Invalid conversion of child class pointer


In the following code:

#include "itkImage.h"
#include "itkImageRegionIterator.h"

struct CustomImageBase
{
  virtual void DoSomething() = 0;
};

template <typename TPixel>
struct CustomImage : public itk::Image<TPixel, 2>, public CustomImageBase
{
  void DoSomething()
  {
    itk::Index<2> index;
    index.Fill(0);
    std::cout << this->GetPixel(index);
  }
};

int main(int, char *[])
{
  std::vector<CustomImageBase*> images;

  CustomImage<float>* floatImage = CustomImage<float>::New().GetPointer();
  CustomImage<int>* intImage = CustomImage<int>::New().GetPointer();

  return EXIT_SUCCESS;
}

I get the error: invalid convsion from itk::Image* to CustomImage*

Note that this works fine:

itk::Image<float>* testFloatImage = itk::Image<float>::New().GetPointer();

Since CustomImage inherits from itk::Image, I don't understand the problem?


Solution

  • If B derives from A, you cannot convert A* to B*. If C also derives from A, and your A* really points to a C object instead of a B object, what would happen if you pretend it is a B? The conversion is unsafe.
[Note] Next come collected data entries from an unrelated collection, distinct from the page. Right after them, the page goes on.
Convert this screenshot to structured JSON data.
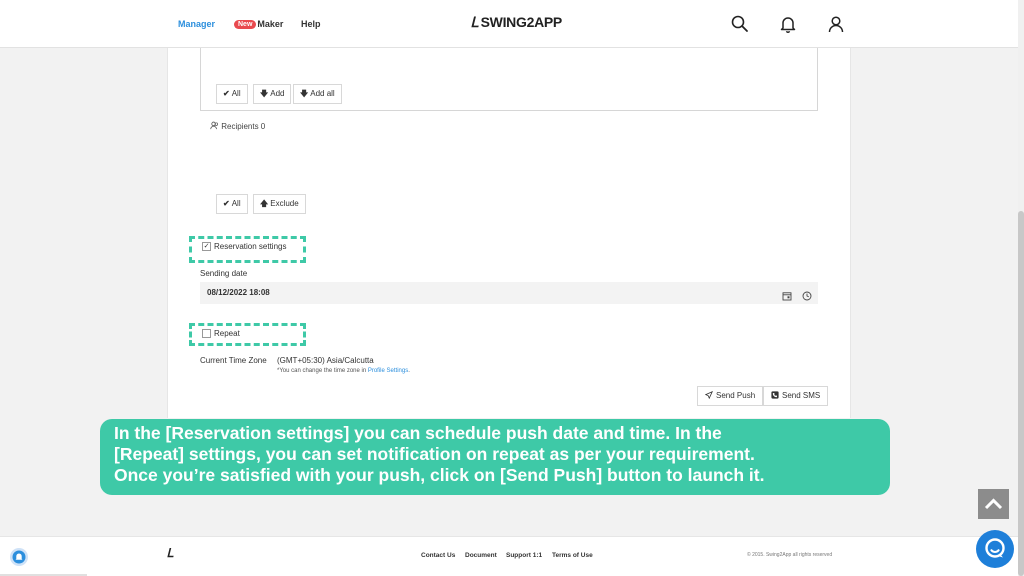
{
  "nav": {
    "manager": "Manager",
    "new_badge": "New",
    "maker": "Maker",
    "help": "Help",
    "logo_mark": "Ꮮ",
    "logo_text": "SWING2APP"
  },
  "targets": {
    "all": "All",
    "add": "Add",
    "add_all": "Add all"
  },
  "recipients": {
    "label": "Recipients 0"
  },
  "recipient_actions": {
    "all": "All",
    "exclude": "Exclude"
  },
  "reservation": {
    "checked": true,
    "label": "Reservation settings",
    "sending_date_label": "Sending date",
    "sending_date_value": "08/12/2022 18:08"
  },
  "repeat": {
    "checked": false,
    "label": "Repeat"
  },
  "timezone": {
    "label": "Current Time Zone",
    "value": "(GMT+05:30) Asia/Calcutta",
    "note": "*You can change the time zone in ",
    "link": "Profile Settings",
    "note_end": "."
  },
  "send": {
    "push": "Send Push",
    "sms": "Send SMS"
  },
  "banner": {
    "line1": "In the [Reservation settings] you can schedule push date and time. In the",
    "line2": "[Repeat] settings, you can set notification on repeat as per your requirement.",
    "line3": "Once you’re satisfied with your push, click on [Send Push] button to launch it."
  },
  "footer": {
    "logo": "Ꮮ",
    "contact": "Contact Us",
    "document": "Document",
    "support": "Support 1:1",
    "terms": "Terms of Use",
    "copyright": "© 2015. Swing2App all rights reserved"
  },
  "colors": {
    "accent": "#3ec9a7",
    "link": "#2c8fdd",
    "badge": "#e94a4f",
    "chat": "#1e7fd9"
  }
}
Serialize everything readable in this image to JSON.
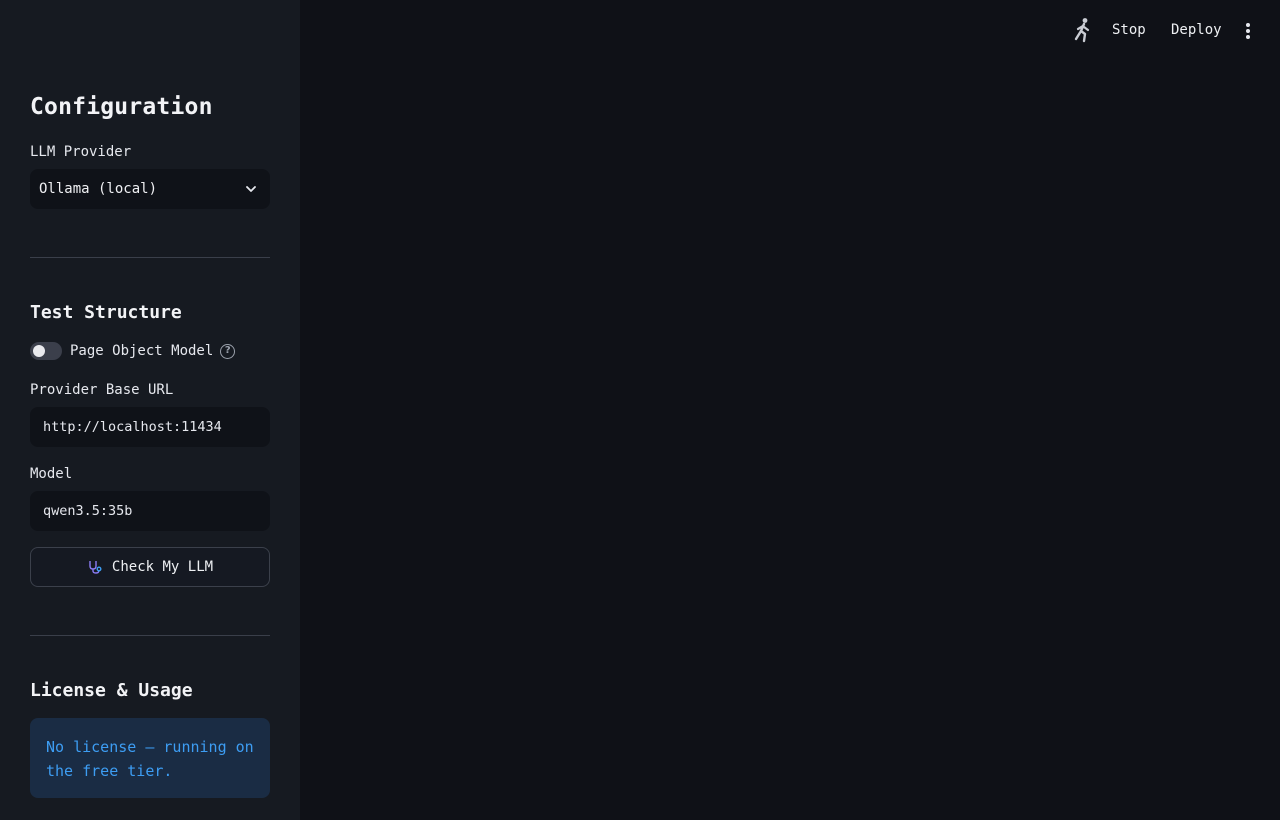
{
  "sidebar": {
    "heading": "Configuration",
    "provider": {
      "label": "LLM Provider",
      "selected": "Ollama (local)"
    },
    "test_structure": {
      "heading": "Test Structure",
      "pom_toggle_label": "Page Object Model",
      "pom_toggle_on": false
    },
    "base_url": {
      "label": "Provider Base URL",
      "value": "http://localhost:11434"
    },
    "model": {
      "label": "Model",
      "value": "qwen3.5:35b"
    },
    "check_button_label": "Check My LLM",
    "license": {
      "heading": "License & Usage",
      "message": "No license — running on the free tier."
    }
  },
  "header": {
    "stop_label": "Stop",
    "deploy_label": "Deploy"
  },
  "icons": {
    "running": "running-man-icon",
    "chevron": "chevron-down-icon",
    "help": "help-circle-icon",
    "stethoscope": "stethoscope-icon",
    "menu": "more-vertical-icon"
  },
  "colors": {
    "background": "#0f1117",
    "sidebar": "#161a21",
    "info_bg": "#1a2c44",
    "info_text": "#3d9df3"
  }
}
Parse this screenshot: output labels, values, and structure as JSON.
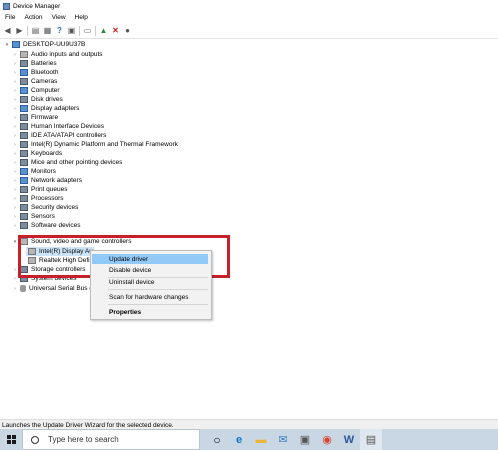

In your case, you know that GetPointer() will always return a CustomImage<T>. The compiler does not know that. You can tell it by using a cast:

    CustomImage<float>* floatImage = static_cast<CustomImage<float>*>(CustomImage<float>::New().GetPointer());
    

    Edit: this is precisely why the conversion is unsafe: after reading the comments on your question, I don't believe CustomImage<float>::New().GetPointer() really points to a CustomImage, and if not, the cast would simply turn compiler errors into runtime errors.